Introduction: Osteoporosis is a bone metabolic disorder characterized by a decrease in bone mineral density (BMD) and strength, which increases the risk of low back pain, disc degeneration, or vertebral fracture.
Osteoporosis is a common and frequent disease in the aging population.
Osteoporosis is a bone metabolic disease characterized by a decrease in bone mineral density (BMD) and strength, which increases the risk of low back pain, disc degeneration, or vertebral fracture.
Therefore, early diagnosis of osteoporosis is very important to prevent disease progression.
Currently, conventional methods for evaluating osteoporosis include dual-energy X-ray absorption (DXA), quantitative computed tomography (QCT), and quantitative ultrasound (QUS), as well as emerging imaging technologies such as dual-energy spectrum CT, 1H-MRS, and positron emission tomography (PET).
BMD measurement is a reliable and ideal method for early diagnosis of osteoporosis.
DXA is a commonly used tool for measuring bone density in the spine.
However, DXA was unable to eliminate the effect of cortical, hyperosteogenic, and sclerosis on BMD measurements, which may underestimate the actual loss of bone mass.
QCT is a recognized 3D method for bone mineral density assessment.
Several studies have shown that the detection rate of QCT for osteoporosis is significantly higher than that of DXA.
However, compared with DXA, QCT is difficult to be widely used in clinic due to its high radiation dose and complex post-processing.
Each year, patients with other indications, such as urinary or digestive disorders, undergo a CT scan of part or all of the spine.
These CT scans can be used for opportunistic screening for osteoporosis without additional radiation exposure and expense.
At present, deep learning has been increasingly used in medical image analysis.
Recently, published in the European journal of Radiology of a study to explore the deep learning application in patients with primary osteoporosis, and developed a convolutional neural network based on depth (deep convolutional neural network, the DCNN) automatic CT image segmentation and bone mineral density and vertebral bodies (ipads mineral density, BMD) calculation method, designed to automatically from accuracy assessment methods lumbar vertebral BMD and calculate the positioning performance.
In this study, 1449 patients who underwent CT scans of the spine or abdomen for other indications between March 2018 and May 2020 were retrospectively selected for validation and analysis.
All data were obtained from three different CT providers.
Of these, 586 were used for training and 863 for validation.
The full convolutional neural network U-NET was used to segment the vertebral body automatically.
The manually drawn vertebral body area was used as the base map for comparison.
Bone mineral density was calculated using Densenet-121 convolutional neural network.
Quantitative computed tomography (QCT) post-processing values were used as the criteria for the analysis.
According to different CT providers, all test cases were divided into the following three test queues: test set 1 (n = 463), test set 2 (n = 200), and test set 3 (n = 200).
There was a good correlation between automatic segmentation and the four manually segmented lumbar spine (L1-L4) : the minimum average DICE coefficients of the three test sets were 0.823, 0.786, and 0.782, respectively.

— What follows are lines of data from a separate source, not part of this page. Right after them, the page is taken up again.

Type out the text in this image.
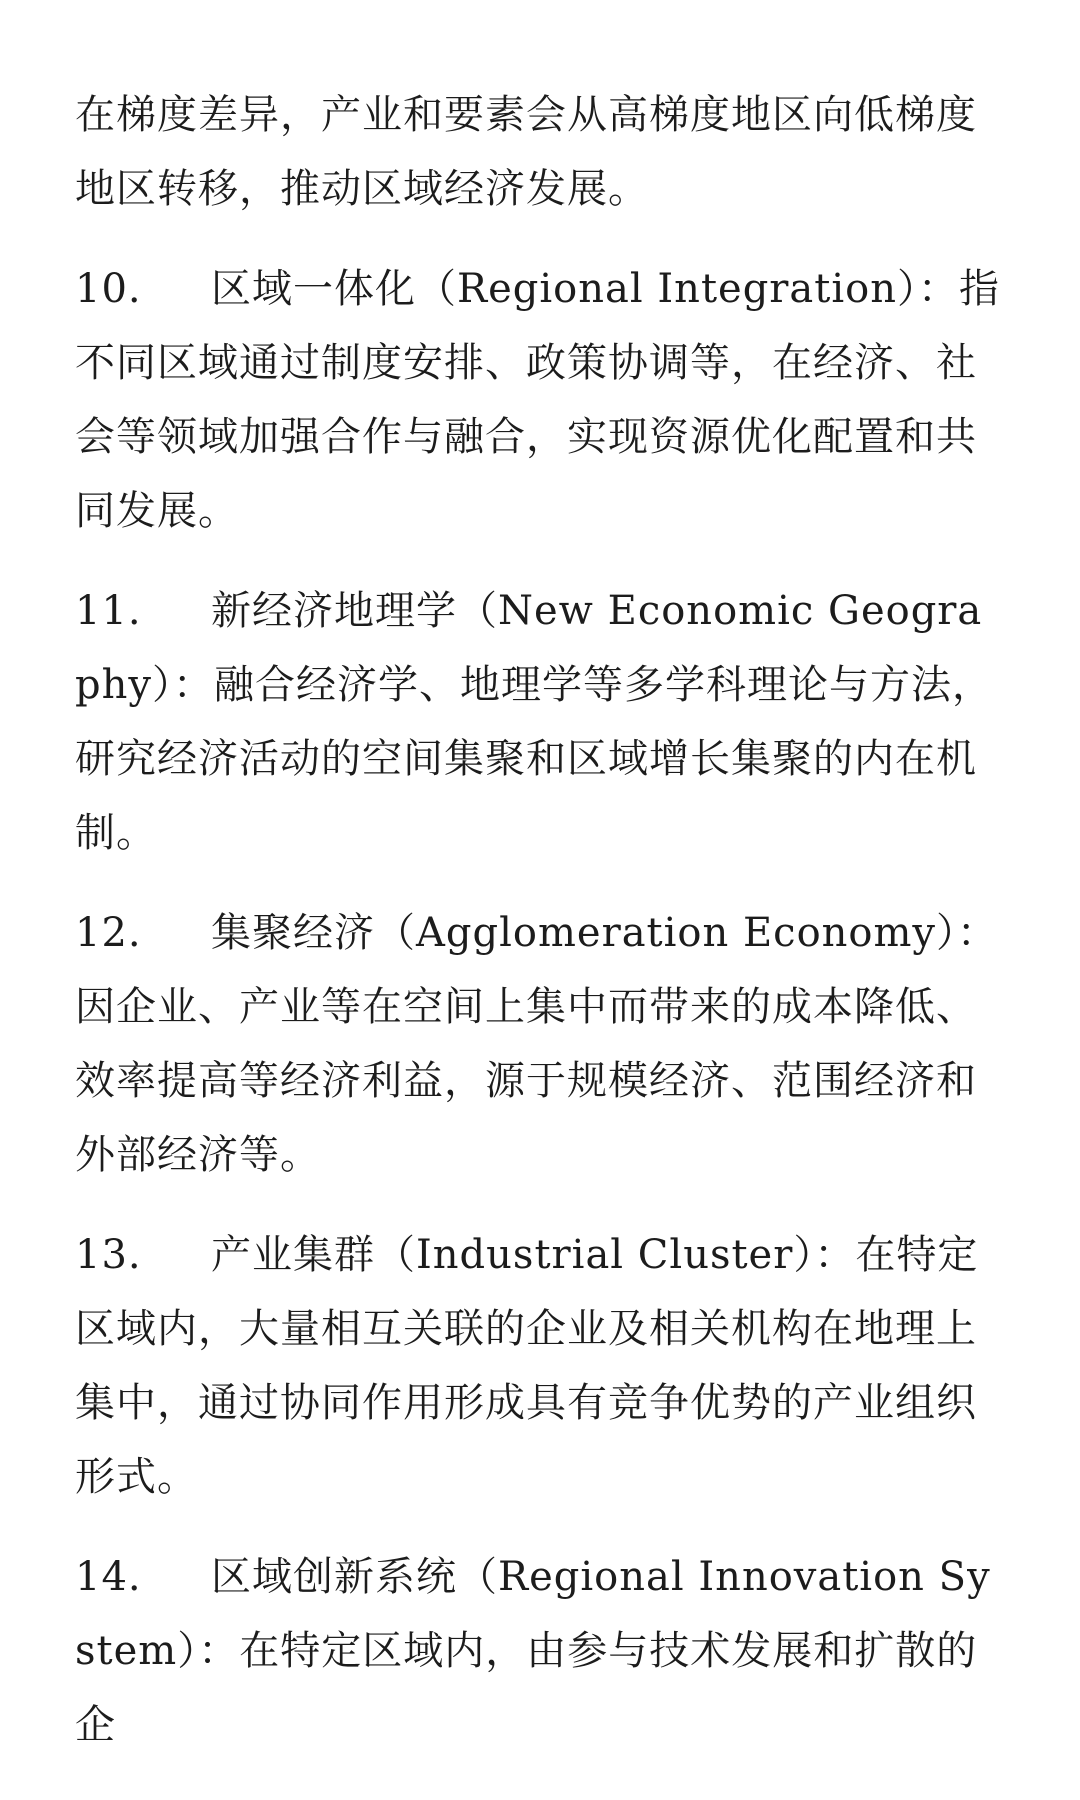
在梯度差异，产业和要素会从高梯度地区向低梯度地区转移，推动区域经济发展。

10. 区域一体化（Regional Integration）：指不同区域通过制度安排、政策协调等，在经济、社会等领域加强合作与融合，实现资源优化配置和共同发展。

11. 新经济地理学（New Economic Geography）：融合经济学、地理学等多学科理论与方法，研究经济活动的空间集聚和区域增长集聚的内在机制。

12. 集聚经济（Agglomeration Economy）：因企业、产业等在空间上集中而带来的成本降低、效率提高等经济利益，源于规模经济、范围经济和外部经济等。

13. 产业集群（Industrial Cluster）：在特定区域内，大量相互关联的企业及相关机构在地理上集中，通过协同作用形成具有竞争优势的产业组织形式。

14. 区域创新系统（Regional Innovation System）：在特定区域内，由参与技术发展和扩散的企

For the test set from different suppliers, the mean BMD calculated by automatic regression showed a high correlation with the results obtained from QCT (R>
0.98) and consistency.
Fig. Visual comparison of automatic and manual segmentation results.
From top to bottom are the segmentation results of test set 1, 2 and 3 respectively.
CT sagittal images, manual segmentation and automatic segmentation are shown from left to right.
Red, green, yellow, and blue represent the vertebral bodies of L1, L2, L3, and L4, respectively
The correlation between manual and automatic segmentation was very good, with DSCs exceeding 0.90 for all four lumbar vertebrae.
This study shows that the DCNN-based method can accurately segment the lumbar vertebrae and automatically calculate the bone mineral density, making it an effective tool for clinicians to screen for opportunistic osteoporosis.